2. Poker is the most active you’ll ever be while sedentary.

Well, other than mulling over quantum mechanics, but one could argue poker tactics are just as mysterious. It is the only sport in the world in which you can be aggressive, random, intimidating, surprising, puzzling, and fascinating without so much as twitching your nose.
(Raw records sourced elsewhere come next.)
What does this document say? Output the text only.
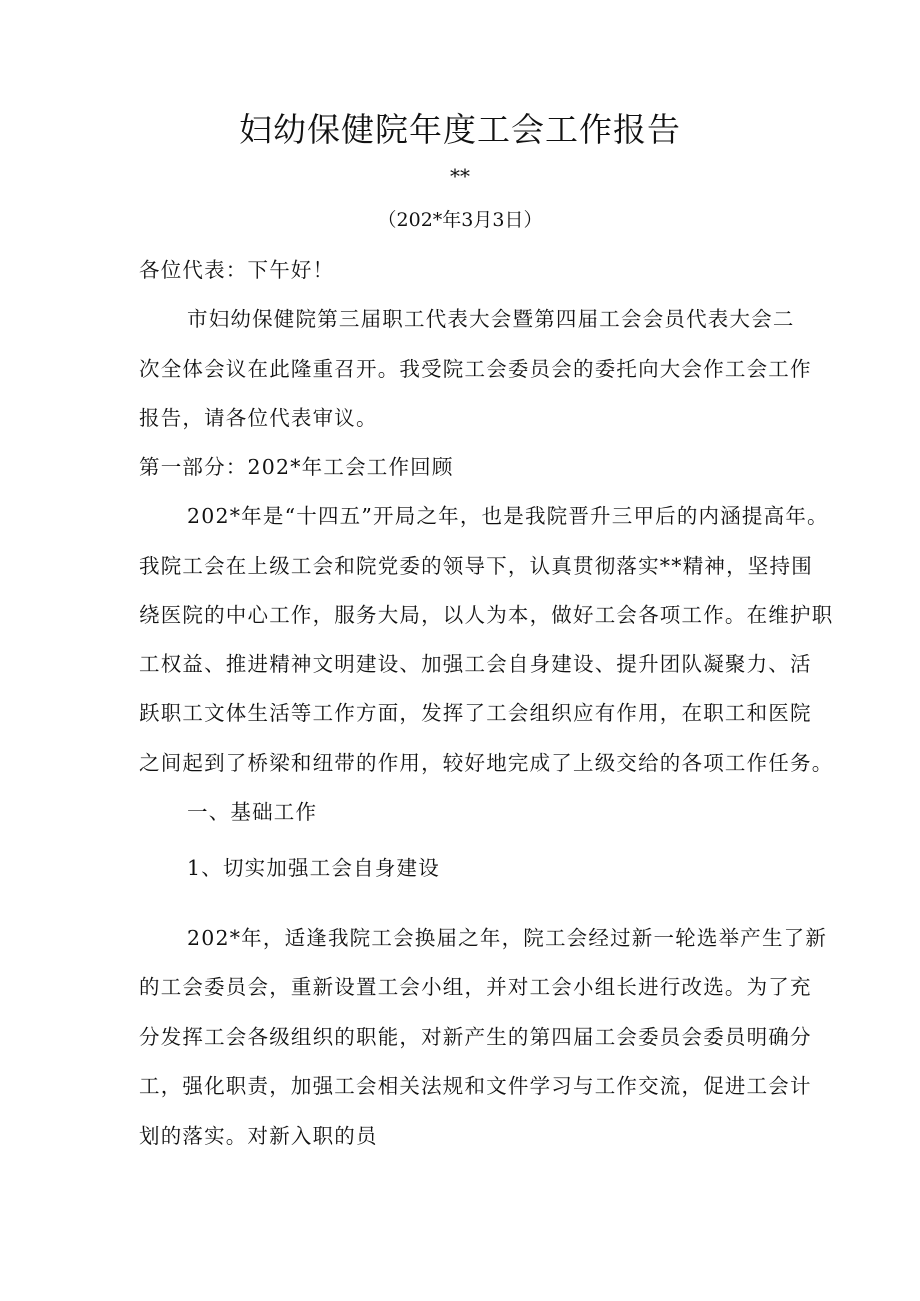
妇幼保健院年度工会工作报告
**
（202*年3月3日）
各位代表：下午好！
市妇幼保健院第三届职工代表大会暨第四届工会会员代表大会二
次全体会议在此隆重召开。我受院工会委员会的委托向大会作工会工作
报告，请各位代表审议。
第一部分：202*年工会工作回顾
202*年是“十四五”开局之年，也是我院晋升三甲后的内涵提高年。
我院工会在上级工会和院党委的领导下，认真贯彻落实**精神，坚持围
绕医院的中心工作，服务大局，以人为本，做好工会各项工作。在维护职
工权益、推进精神文明建设、加强工会自身建设、提升团队凝聚力、活
跃职工文体生活等工作方面，发挥了工会组织应有作用，在职工和医院
之间起到了桥梁和纽带的作用，较好地完成了上级交给的各项工作任务。
一、基础工作
1、切实加强工会自身建设
202*年，适逢我院工会换届之年，院工会经过新一轮选举产生了新
的工会委员会，重新设置工会小组，并对工会小组长进行改选。为了充
分发挥工会各级组织的职能，对新产生的第四届工会委员会委员明确分
工，强化职责，加强工会相关法规和文件学习与工作交流，促进工会计
划的落实。对新入职的员
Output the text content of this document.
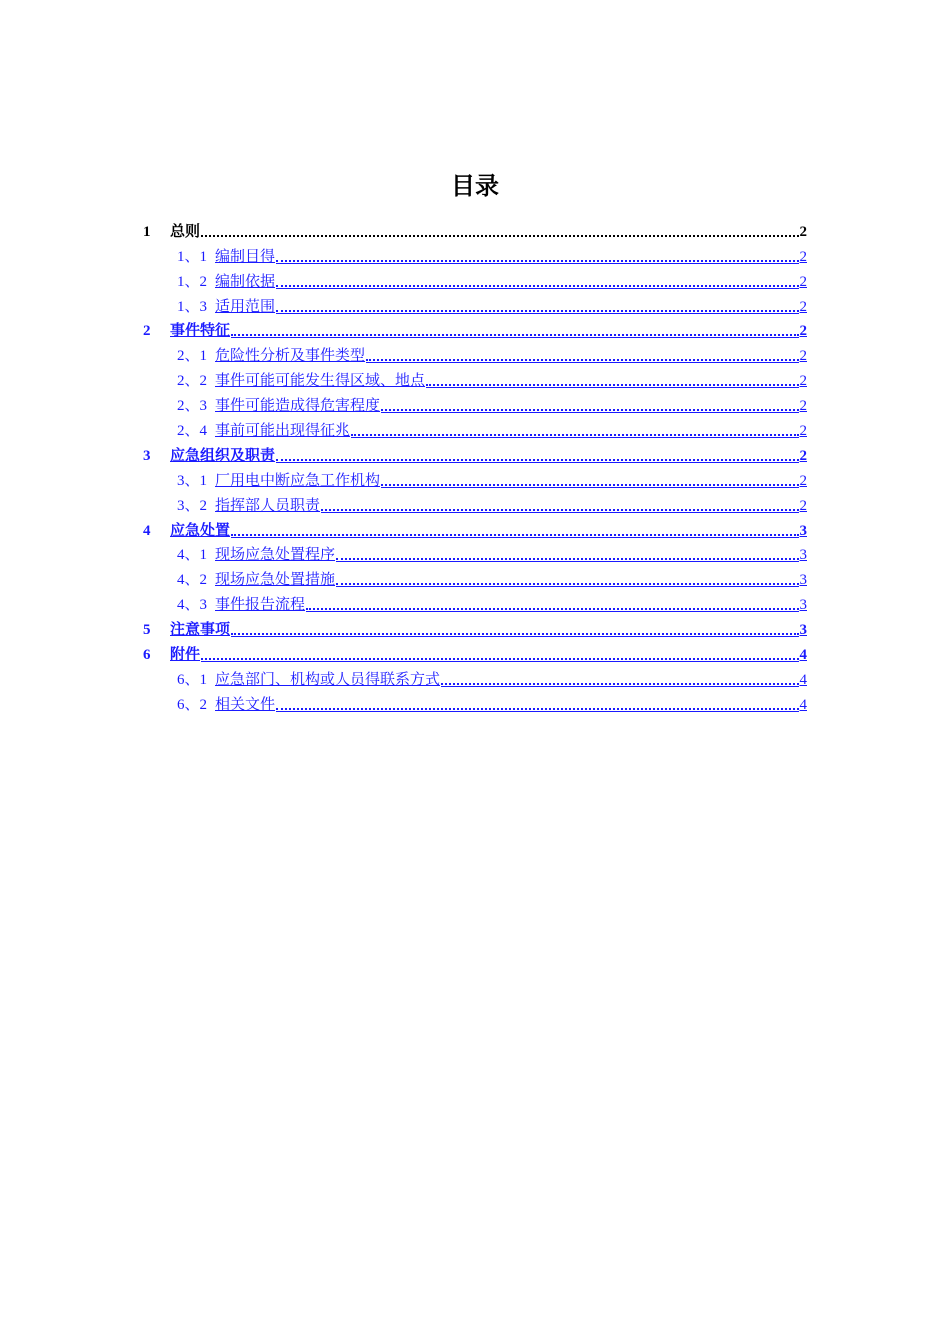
目录
1 总则	2
1、1 编制目得	2
1、2 编制依据	2
1、3 适用范围	2
2 事件特征	2
2、1 危险性分析及事件类型	2
2、2 事件可能可能发生得区域、地点	2
2、3 事件可能造成得危害程度	2
2、4 事前可能出现得征兆	2
3 应急组织及职责	2
3、1 厂用电中断应急工作机构	2
3、2 指挥部人员职责	2
4 应急处置	3
4、1 现场应急处置程序	3
4、2 现场应急处置措施	3
4、3 事件报告流程	3
5 注意事项	3
6 附件	4
6、1 应急部门、机构或人员得联系方式	4
6、2 相关文件	4
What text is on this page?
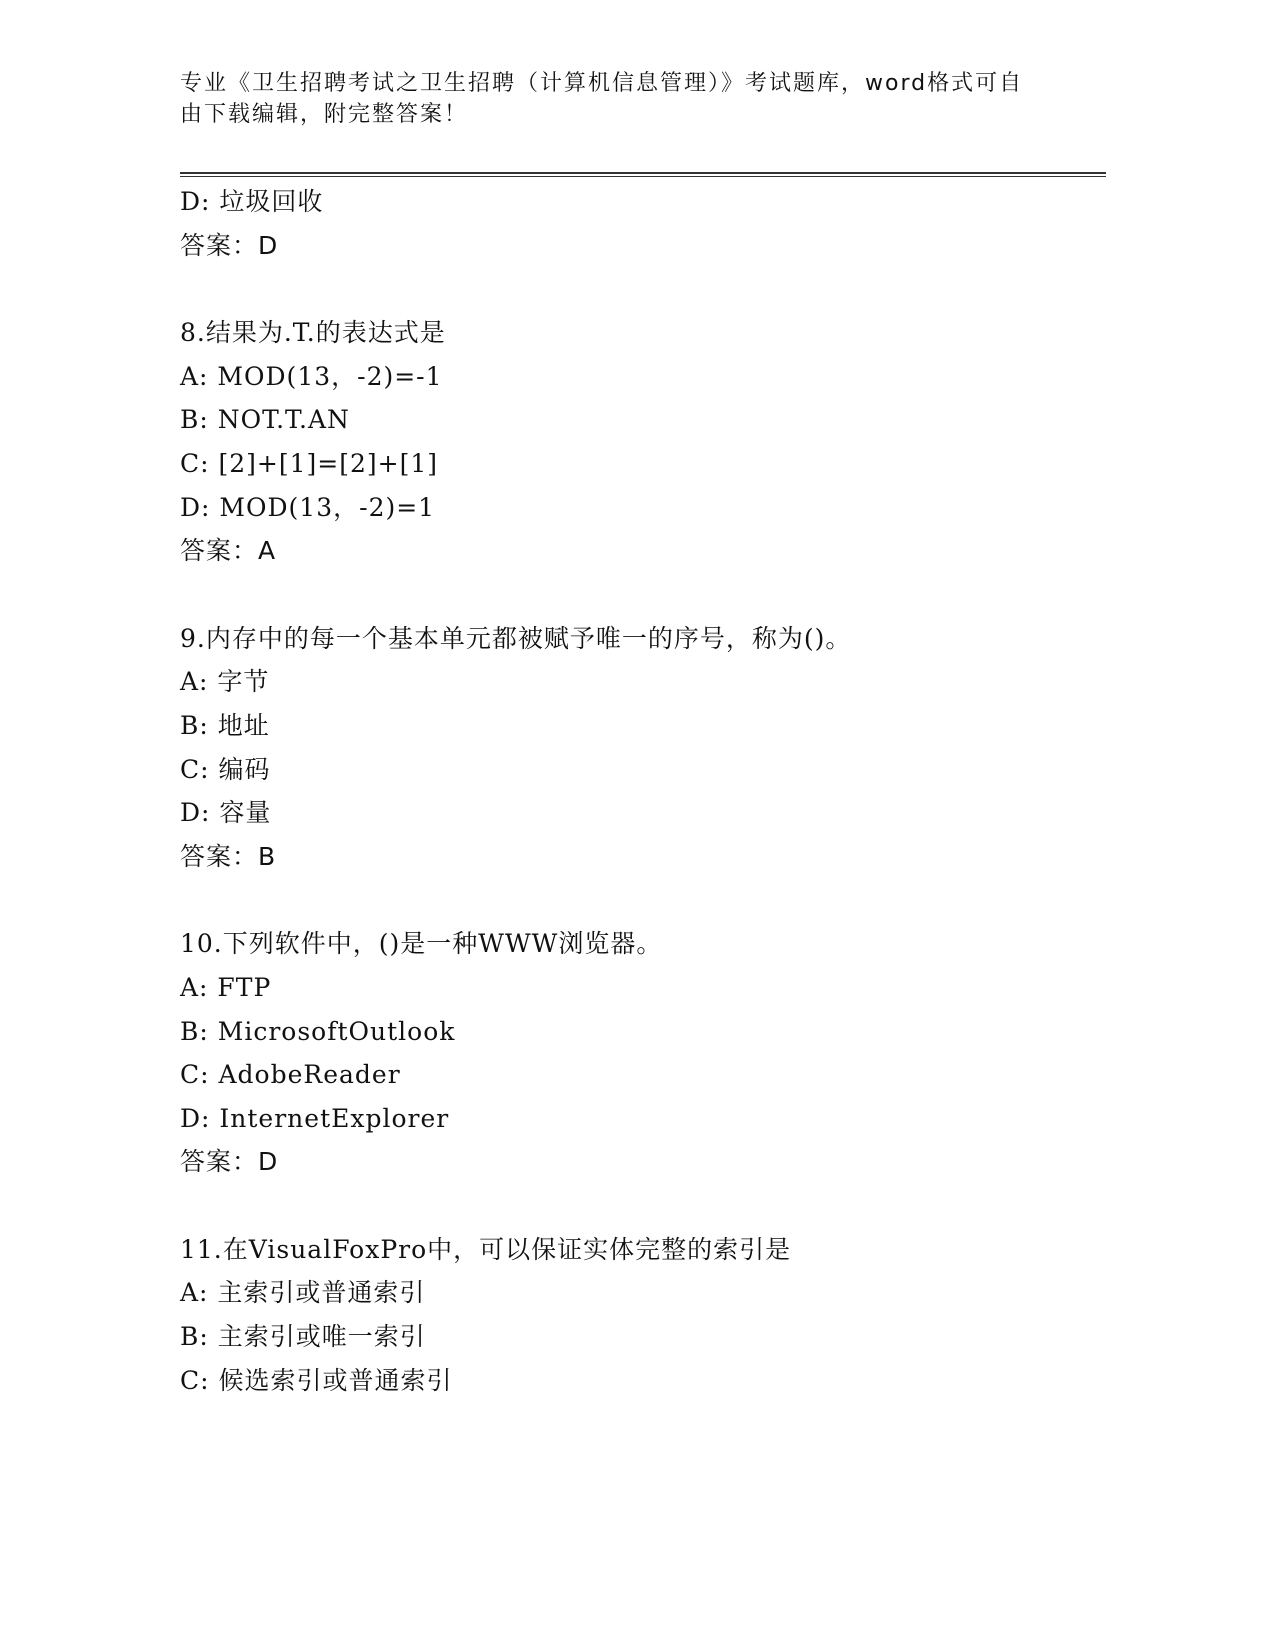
专业《卫生招聘考试之卫生招聘（计算机信息管理）》考试题库，word格式可自由下载编辑，附完整答案！
D: 垃圾回收
答案：D
8.结果为.T.的表达式是
A: MOD(13，-2)=-1
B: NOT.T.AN
C: [2]+[1]=[2]+[1]
D: MOD(13，-2)=1
答案：A
9.内存中的每一个基本单元都被赋予唯一的序号，称为()。
A: 字节
B: 地址
C: 编码
D: 容量
答案：B
10.下列软件中，()是一种WWW浏览器。
A: FTP
B: MicrosoftOutlook
C: AdobeReader
D: InternetExplorer
答案：D
11.在VisualFoxPro中，可以保证实体完整的索引是
A: 主索引或普通索引
B: 主索引或唯一索引
C: 候选索引或普通索引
3. Poker is a serious party.

Big money means big party, and the big party format hasn’t changed much since the dawn of the party itself. There’s still bling and booze and beautiful self-deprecation. That being said, I met very few poker players who weren’t current or ex-smokers, so it was appropriate NJOY — a vaping company — sponsored the event. Players might be stony in their seats, but I found most of these folks aren’t always so serious. They like a good time. That being said...

4. Jumpsuits are a thing.

And some even come hooded with built-in headphones! The greater point here: poker is a self-aware sport. Players know most of the action is internal, so why not make it fun for the spectator — and distracting for opponents — by donning a onesie and gold-plated shades? The jumpsuit phenomenon in the poker scene is completely rad. I move it should be accepted in workplaces across the globe.

5. Phil Ivey is a babe.

When I offered him a vape pen at the Mothership (the massive feature table stage at the WSOP), I got pretty up close and personal (within a foot). He’s just a good-looking dude. Moving on.

6. Women are wanted.

Caballing off the nonsequiter man mention, I saw a couple of badass poker chicks when I was at the WSOP — but I honestly mean a couple. Two. I saw two women playing poker during the entire tournament. This isn’t to say I didn’t miss a few (or hopefully many), but the imbalanced ratio of men to women at the WSOP was hard to ignore. So gals, take this as an invitation for you to shuffle the deck a little and kick bluffing butt.

7. Poker is a livelihood.

Lastly, please appreciate many people make their living playing the game and it’s no profession to shake your head at. Yes, some players "make it rain" over Las Vegas if they win 10 grand (see proof here), but not all. People are out there in the world right now playing poker to fund family dinners and daycare and gas and vacations, working to live just like you and I. Well, unless they hit a jackpot. I’m certainly not buying any spur of the moment Lamborghinis, but hey, I’m also not a poker player.


So the next time you get the chance to play or watch poker, don’t fold. You’ll be an active part of history and learn a whole new way to bond with your fellow people — but no matter where you stand on the spectrum of poker lovers, you should enter here for a chance to win a trip to the WSOP Main Event in November.

In life or in poker, I wish you good luck.